Elderly people are more vulnerable to the vitamin B2 deficiency.
Dietary Food Sources
The best sources of riboflavin include brewer's yeast, almonds, organ meats, whole grains, wheat germ, wild rice, mushrooms, soybeans, milk, yogurt, eggs, broccoli, Brussels sprouts, and spinach. Flours and cereals are often fortified with riboflavin.
Riboflavin is destroyed by light, so food should be stored away from light to protect its riboflavin content. While riboflavin is not destroyed by heat, it can be lost in water when foods are boiled or soaked. During cooking, roasting, and steaming preserves more riboflavin than frying or scalding.

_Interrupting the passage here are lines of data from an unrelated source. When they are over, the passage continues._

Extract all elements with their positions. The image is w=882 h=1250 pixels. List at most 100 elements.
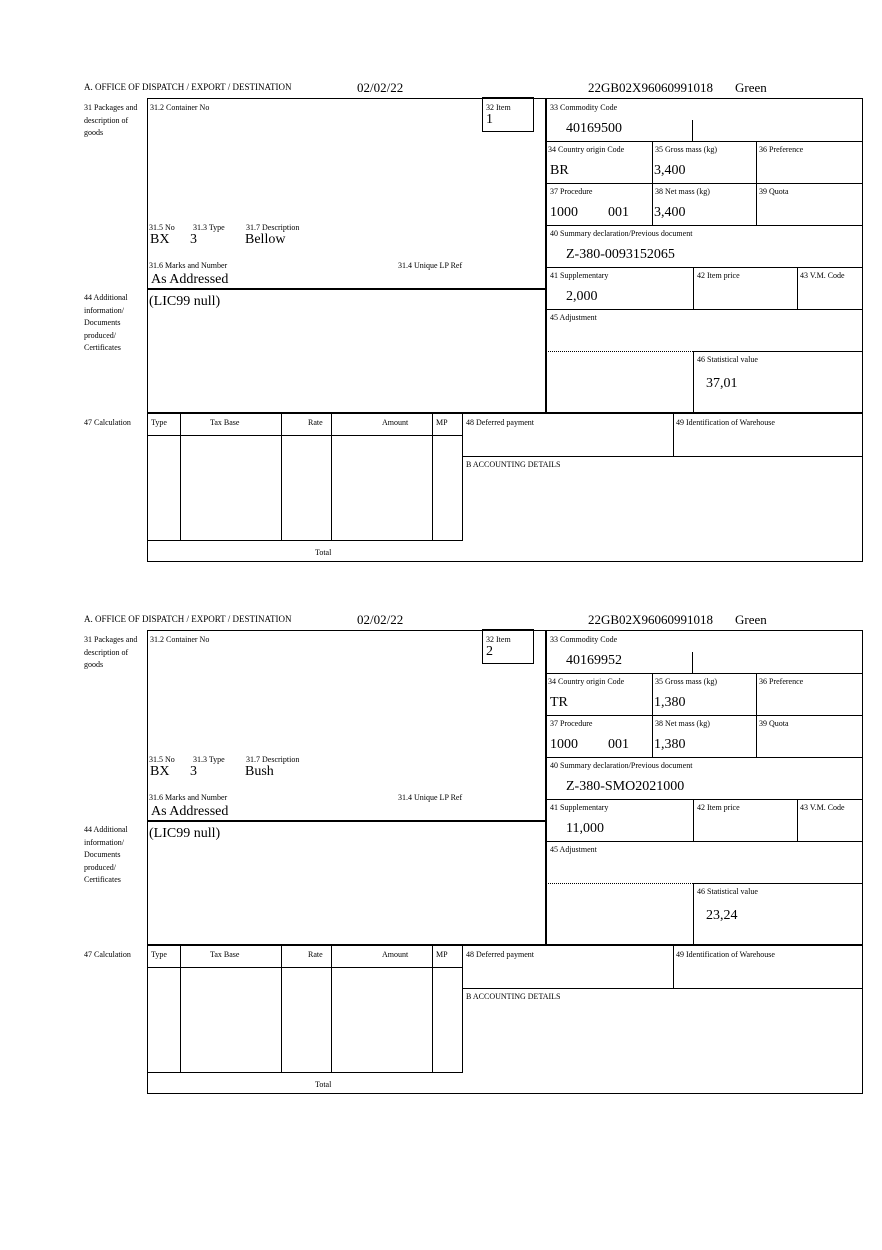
commodity-code: 40169500 (566, 121, 622, 136)
gross-value: 1,380 (654, 695, 686, 710)
calculation-label: 47 Calculation (84, 950, 131, 959)
rule (545, 841, 863, 842)
type-label: 31.3 Type (193, 755, 225, 764)
package-kind: BX (150, 764, 170, 779)
summary-label: 40 Summary declaration/Previous document (550, 229, 693, 238)
adjustment-label: 45 Adjustment (550, 313, 597, 322)
commodity-label: 33 Commodity Code (550, 103, 618, 112)
deferred-label: 48 Deferred payment (466, 418, 534, 427)
dotted-rule (545, 351, 693, 352)
calc-section (147, 412, 863, 562)
procedure-label: 37 Procedure (550, 187, 593, 196)
rule (756, 715, 757, 757)
rule (692, 652, 693, 673)
mrn: 22GB02X96060991018 (588, 80, 713, 95)
rule (693, 267, 694, 309)
dotted-rule (545, 351, 546, 413)
rule (147, 967, 463, 968)
statistical-value: 37,01 (706, 376, 738, 391)
date: 02/02/22 (357, 80, 404, 95)
unique-ref-label: 31.4 Unique LP Ref (398, 793, 463, 802)
additional-label: 44 Additional information/ Documents pro… (84, 825, 128, 884)
rule (797, 799, 798, 841)
rule (756, 141, 757, 183)
calculation-label: 47 Calculation (84, 418, 131, 427)
additional-info: (LIC99 null) (149, 826, 221, 841)
calc-col-header: MP (436, 950, 448, 959)
rule (147, 435, 463, 436)
rule (756, 183, 757, 225)
country-label: 34 Country origin Code (548, 145, 625, 154)
marks-value: As Addressed (151, 804, 229, 819)
right-column (545, 630, 863, 946)
procedure-value: 1000 (550, 737, 578, 752)
rule (693, 799, 694, 841)
dotted-rule (545, 883, 546, 945)
box-32-item (482, 629, 534, 664)
rule (545, 309, 863, 310)
calc-col-header: Rate (308, 418, 323, 427)
calc-col-header: Amount (382, 950, 409, 959)
rule (652, 715, 653, 757)
route: Green (735, 80, 767, 95)
package-count: 3 (190, 764, 197, 779)
summary-value: Z-380-0093152065 (566, 247, 675, 262)
description-value: Bellow (245, 232, 286, 247)
calc-col-header: Tax Base (210, 950, 240, 959)
country-label: 34 Country origin Code (548, 677, 625, 686)
rule (147, 1072, 463, 1073)
rule (545, 267, 863, 268)
statistical-label: 46 Statistical value (697, 887, 758, 896)
calc-col-header: Type (151, 950, 167, 959)
calc-col-header: Rate (308, 950, 323, 959)
calc-col-header: Type (151, 418, 167, 427)
rule (545, 183, 863, 184)
rule (652, 183, 653, 225)
box-31-packages (147, 98, 547, 290)
procedure-value: 1000 (550, 205, 578, 220)
description-label: 31.7 Description (246, 755, 300, 764)
rule (281, 413, 282, 540)
date: 02/02/22 (357, 612, 404, 627)
rule (180, 413, 181, 540)
rule (331, 945, 332, 1072)
gross-label: 35 Gross mass (kg) (655, 677, 717, 686)
preference-label: 36 Preference (759, 677, 804, 686)
box-32-item (482, 97, 534, 132)
rule (545, 757, 863, 758)
declaration-item-2: A. OFFICE OF DISPATCH / EXPORT / DESTINA… (0, 612, 882, 1112)
summary-label: 40 Summary declaration/Previous document (550, 761, 693, 770)
rule (545, 141, 863, 142)
calc-section (147, 944, 863, 1094)
rule (462, 413, 463, 541)
additional-label: 44 Additional information/ Documents pro… (84, 293, 128, 352)
description-label: 31.7 Description (246, 223, 300, 232)
rule (693, 351, 863, 352)
deferred-label: 48 Deferred payment (466, 950, 534, 959)
rule (756, 673, 757, 715)
country-value: BR (550, 163, 569, 178)
mrn: 22GB02X96060991018 (588, 612, 713, 627)
net-label: 38 Net mass (kg) (655, 187, 710, 196)
calc-col-header: Amount (382, 418, 409, 427)
calc-col-header: Tax Base (210, 418, 240, 427)
packages-label: 31 Packages and description of goods (84, 103, 138, 137)
warehouse-label: 49 Identification of Warehouse (676, 418, 775, 427)
office-label: A. OFFICE OF DISPATCH / EXPORT / DESTINA… (84, 614, 292, 624)
rule (652, 673, 653, 715)
rule (281, 945, 282, 1072)
quota-label: 39 Quota (759, 719, 789, 728)
commodity-code: 40169952 (566, 653, 622, 668)
unique-ref-label: 31.4 Unique LP Ref (398, 261, 463, 270)
rule (432, 413, 433, 540)
right-column (545, 98, 863, 414)
accounting-label: B ACCOUNTING DETAILS (466, 992, 561, 1001)
country-value: TR (550, 695, 568, 710)
commodity-label: 33 Commodity Code (550, 635, 618, 644)
statistical-label: 46 Statistical value (697, 355, 758, 364)
box-31-packages (147, 630, 547, 822)
total-label: Total (315, 1080, 332, 1089)
rule (180, 945, 181, 1072)
rule (673, 945, 674, 988)
rule (545, 673, 863, 674)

The dosage underneath is the (RDA), but be aware that this dosage is the minimum that you require per day, to ward off serious deficiency of this particular nutrient. In the therapeutic use of this nutrient, the dosage is usually increased considerably. For adults:
- Men 19 years and older: 1.3 mg (RDA)
- Women 19 years and older: 1.1 mg (RDA)
- Pregnant women: 1.4 mg (RDA)
- Breastfeeding women: 1.6 mg (RDA)
Riboflavin is best absorbed when taken between meals. Extra might be needed when consuming alcohol, antibiotics, and birth control pills or doing strenuous exercise. If you are under a lot of stress or on a calorie-restricted diet, this vitamin could also be of use.
Vitamin B2 works with vitamin B1, vitamin B3, and vitamin B6. For that reason, vitamin B2 is often taken as part of a B-complex supplement.